J’étais avisé que mon neveu Albert et Jeanne accompagnés de ma soeur seraient de retour à Paris ce soir vers 19h30 à la gare d’Orsay. Vers dix huit heures, je pris l’autobus jusqu’aux grands boulevards. Puis, celui-ci étant bloqué, à un certaint moment, je descendis. Je pris une rue qui menait vers la banque, de là au Palais Royal où je revis une boulangerie au coin de la rue de Valois où j’avais travaillé en 1899.
Puis je passais devant le restaurant du Boeuf à la mode de mon ancien camarade Augé.
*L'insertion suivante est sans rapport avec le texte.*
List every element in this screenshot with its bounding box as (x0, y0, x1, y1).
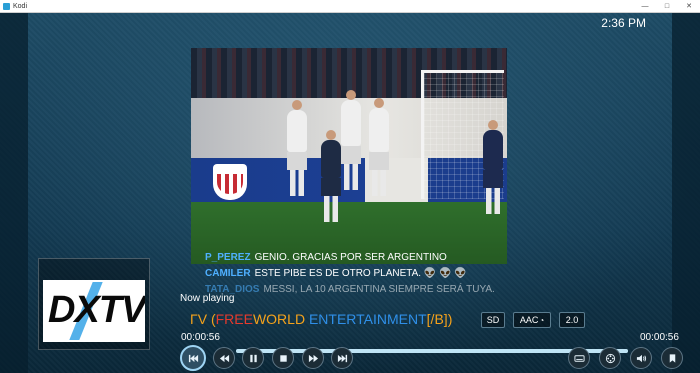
minimize-button[interactable]: — (634, 0, 656, 12)
track-title-part: ΓV ( (190, 311, 216, 327)
track-title-part: ENTERTAINMENT (308, 311, 427, 327)
bookmark-button[interactable] (661, 347, 683, 369)
fast-forward-button[interactable] (302, 347, 324, 369)
window-title-bar: Kodi — □ ✕ (0, 0, 700, 13)
audio-wave-icon: ◔ (539, 315, 545, 325)
next-button[interactable] (331, 347, 353, 369)
chat-text: GENIO. GRACIAS POR SER ARGENTINO (254, 252, 447, 263)
video-player-figure (321, 130, 341, 222)
subtitles-icon (573, 354, 585, 362)
video-frame[interactable] (191, 48, 507, 264)
audio-codec-badge: AAC ◔ (513, 312, 551, 328)
track-title-part: FREE (215, 311, 253, 327)
previous-button[interactable] (180, 345, 206, 371)
kodi-app-icon (3, 2, 10, 10)
elapsed-time: 00:00:56 (181, 332, 220, 343)
track-title: ΓV (FREEWORLD ENTERTAINMENT[/B]) (190, 311, 452, 327)
video-player-figure (341, 90, 361, 190)
subtitles-button[interactable] (568, 347, 590, 369)
chat-overlay: P_PEREZ GENIO. GRACIAS POR SER ARGENTINO … (205, 250, 495, 298)
video-settings-icon (605, 353, 615, 363)
stop-button[interactable] (272, 347, 294, 369)
track-title-part: WORLD (252, 311, 309, 327)
clock: 2:36 PM (601, 16, 646, 30)
now-playing-label: Now playing (180, 293, 235, 304)
video-player-figure (369, 98, 389, 196)
chat-message: TATA_DIOS MESSI, LA 10 ARGENTINA SIEMPRE … (205, 282, 495, 298)
close-button[interactable]: ✕ (678, 0, 700, 12)
stop-icon (279, 354, 287, 362)
bookmark-icon (669, 353, 675, 363)
window-title: Kodi (13, 2, 28, 10)
video-settings-button[interactable] (599, 347, 621, 369)
right-edge (672, 13, 700, 373)
chat-text: MESSI, LA 10 ARGENTINA SIEMPRE SERÁ TUYA… (263, 284, 495, 295)
rewind-icon (219, 354, 229, 362)
chat-message: P_PEREZ GENIO. GRACIAS POR SER ARGENTINO (205, 250, 495, 266)
channel-thumbnail: DXTV (38, 258, 150, 350)
maximize-button[interactable]: □ (656, 0, 678, 12)
fast-forward-icon (308, 354, 318, 362)
video-shield-logo (213, 164, 247, 200)
kodi-player: 2:36 PM P_PEREZ GENIO. GRACIAS POR SER AR… (0, 13, 700, 373)
rewind-button[interactable] (213, 347, 235, 369)
chat-text: ESTE PIBE ES DE OTRO PLANETA. 👽 👽 👽 (254, 268, 467, 279)
audio-codec-label: AAC (519, 315, 539, 325)
track-title-part: ) (447, 311, 453, 327)
video-player-figure (483, 120, 503, 214)
dxtv-logo: DXTV (43, 280, 145, 342)
previous-icon (188, 354, 198, 362)
total-time: 00:00:56 (640, 332, 679, 343)
volume-button[interactable] (630, 347, 652, 369)
audio-channels-badge: 2.0 (559, 312, 585, 328)
logo-text: DXTV (48, 289, 145, 331)
video-quality-badge: SD (481, 312, 505, 328)
chat-user: CAMILER (205, 268, 251, 279)
pause-button[interactable] (242, 347, 264, 369)
volume-icon (636, 354, 646, 362)
pause-icon (249, 354, 257, 362)
left-edge (0, 13, 28, 373)
chat-user: P_PEREZ (205, 252, 251, 263)
video-player-figure (287, 100, 307, 196)
next-icon (337, 354, 347, 362)
chat-message: CAMILER ESTE PIBE ES DE OTRO PLANETA. 👽 👽… (205, 266, 495, 282)
track-title-part: [/B] (426, 311, 448, 327)
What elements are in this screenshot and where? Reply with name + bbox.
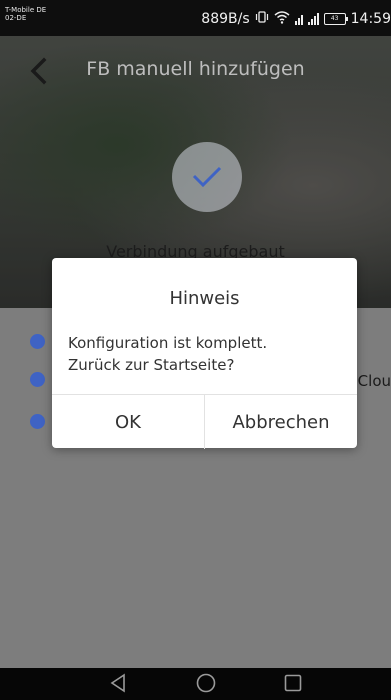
dialog-message-line: Konfiguration ist komplett.: [68, 334, 268, 352]
step-check-icon: [30, 334, 45, 349]
checkmark-circle: [172, 142, 242, 212]
dialog-button-row: OK Abbrechen: [52, 394, 357, 449]
signal-icon-2: [307, 13, 319, 25]
battery-icon: 43: [323, 13, 348, 25]
navigation-bar: [0, 668, 391, 700]
confirm-dialog: Hinweis Konfiguration ist komplett. Zurü…: [52, 258, 357, 449]
dialog-message-line: Zurück zur Startseite?: [68, 356, 235, 374]
square-recent-icon[interactable]: [283, 672, 303, 698]
page-title: FB manuell hinzufügen: [86, 58, 305, 80]
step-check-icon: [30, 414, 45, 429]
vibrate-icon: [255, 10, 269, 28]
ok-button[interactable]: OK: [52, 395, 204, 449]
triangle-back-icon[interactable]: [108, 672, 128, 698]
circle-home-icon[interactable]: [195, 672, 217, 698]
checkmark-icon: [192, 166, 222, 188]
step-check-icon: [30, 372, 45, 387]
dialog-message: Konfiguration ist komplett. Zurück zur S…: [68, 332, 348, 376]
network-speed: 889B/s: [201, 11, 250, 27]
signal-icon: [294, 13, 303, 25]
wifi-icon: [274, 10, 290, 28]
dialog-title: Hinweis: [169, 288, 240, 309]
cloud-label-fragment: Clou: [357, 372, 391, 390]
status-bar: T-Mobile DE 02-DE 889B/s 43 14:59: [0, 0, 391, 36]
carrier-label: T-Mobile DE 02-DE: [5, 6, 47, 22]
cancel-button[interactable]: Abbrechen: [204, 395, 357, 449]
status-indicators: 889B/s 43 14:59: [201, 10, 391, 28]
clock: 14:59: [350, 11, 391, 27]
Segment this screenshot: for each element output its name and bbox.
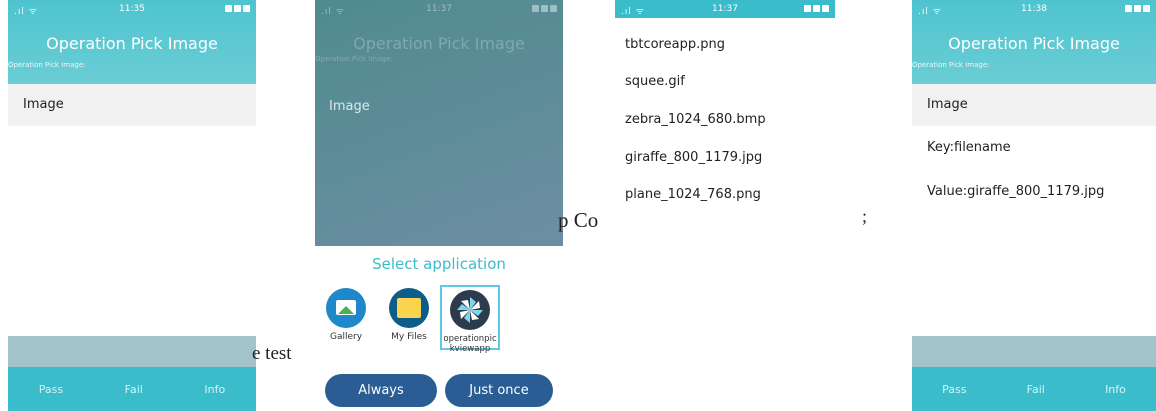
screen-2: .ıl ᯤ 11:37 Operation Pick Image Operati… — [315, 0, 563, 411]
list-item-label: Image — [23, 97, 64, 112]
title-bar: .ıl ᯤ 11:38 Operation Pick Image Operati… — [912, 0, 1156, 84]
dialog-title: Select application — [372, 255, 506, 273]
tab-info[interactable]: Info — [1105, 383, 1126, 396]
pinwheel-icon — [457, 297, 483, 323]
status-time: 11:38 — [1021, 4, 1047, 14]
page-subtitle: Operation Pick Image: — [8, 61, 86, 69]
file-item[interactable]: tbtcoreapp.png — [625, 37, 725, 52]
list-item-label: Image — [927, 97, 968, 112]
app-option-operationpickviewapp[interactable]: operationpic kviewapp — [440, 285, 500, 354]
tab-pass[interactable]: Pass — [942, 383, 966, 396]
status-bar: .ıl ᯤ 11:38 — [912, 0, 1156, 18]
page-subtitle: Operation Pick Image: — [912, 61, 990, 69]
status-bar-area: .ıl ᯤ 11:37 — [615, 0, 835, 18]
app-option-my-files[interactable]: My Files — [383, 288, 435, 342]
list-item[interactable]: Image — [8, 84, 256, 126]
list-item-label: Key:filename — [927, 140, 1011, 155]
app-icon — [450, 290, 490, 330]
page-title: Operation Pick Image — [948, 34, 1120, 53]
battery-icon — [225, 5, 250, 12]
status-bar: .ıl ᯤ 11:35 — [8, 0, 256, 18]
page-title: Operation Pick Image — [353, 34, 525, 53]
status-bar: .ıl ᯤ 11:37 — [315, 0, 563, 18]
page-subtitle: Operation Pick Image: — [315, 55, 393, 63]
bottom-tabs: Pass Fail Info — [8, 367, 256, 411]
always-button[interactable]: Always — [325, 374, 437, 407]
screen-3: .ıl ᯤ 11:37 tbtcoreapp.png squee.gif zeb… — [615, 0, 835, 372]
app-label: Gallery — [329, 332, 363, 342]
overlay-text: e test — [252, 343, 292, 364]
battery-icon — [1125, 5, 1150, 12]
bottom-tabs: Pass Fail Info — [912, 367, 1156, 411]
app-label: My Files — [391, 332, 427, 342]
file-item[interactable]: plane_1024_768.png — [625, 187, 761, 202]
list-item[interactable]: Value:giraffe_800_1179.jpg — [912, 172, 1156, 212]
file-item[interactable]: zebra_1024_680.bmp — [625, 112, 766, 127]
screen-1: .ıl ᯤ 11:35 Operation Pick Image Operati… — [8, 0, 256, 411]
tab-fail[interactable]: Fail — [1027, 383, 1045, 396]
screen-4: .ıl ᯤ 11:38 Operation Pick Image Operati… — [912, 0, 1156, 411]
divider-band — [912, 336, 1156, 367]
overlay-text: p Co — [558, 208, 599, 232]
title-bar: .ıl ᯤ 11:35 Operation Pick Image Operati… — [8, 0, 256, 84]
divider-band — [8, 336, 256, 367]
list-item-label: Value:giraffe_800_1179.jpg — [927, 184, 1105, 199]
list-item-label: Image — [329, 99, 370, 114]
overlay-text: ; — [862, 206, 868, 226]
app-label: operationpic kviewapp — [443, 334, 497, 354]
tab-fail[interactable]: Fail — [125, 383, 143, 396]
file-item[interactable]: squee.gif — [625, 74, 685, 89]
app-option-gallery[interactable]: Gallery — [320, 288, 372, 342]
tab-info[interactable]: Info — [204, 383, 225, 396]
battery-icon — [532, 5, 557, 12]
file-item[interactable]: giraffe_800_1179.jpg — [625, 150, 762, 165]
just-once-button[interactable]: Just once — [445, 374, 553, 407]
status-time: 11:35 — [119, 4, 145, 14]
status-time: 11:37 — [712, 4, 738, 14]
folder-icon — [389, 288, 429, 328]
status-time: 11:37 — [426, 4, 452, 14]
list-item[interactable]: Image — [912, 84, 1156, 126]
battery-icon — [804, 5, 829, 12]
dimmed-background: .ıl ᯤ 11:37 Operation Pick Image Operati… — [315, 0, 563, 246]
gallery-icon — [326, 288, 366, 328]
tab-pass[interactable]: Pass — [39, 383, 63, 396]
page-title: Operation Pick Image — [46, 34, 218, 53]
list-item[interactable]: Key:filename — [912, 128, 1156, 168]
status-bar: .ıl ᯤ 11:37 — [615, 0, 835, 18]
La nuit tombait.
Je traversais le Caroussel et remontais les quais jusqu’à la gare d’Orsay.
Il était 19 h.
Une foule était là, attendant les voyageurs qui débarquaient des trains,
cohue des gens portant des malles, colis et cherchant à reconnaître ceux qui comme moi les attendaient.
J’attendis ainsi une heure et quart et ne vis aucune figure que je connaisse.
Lassé, je repris le chemin de la rue Lamartine. la soirée était douce. Je traversais la Seine, les jardins des Tuileries. Je vis Paris bien éclairé et l’Opéra dans un ciel rouge violet.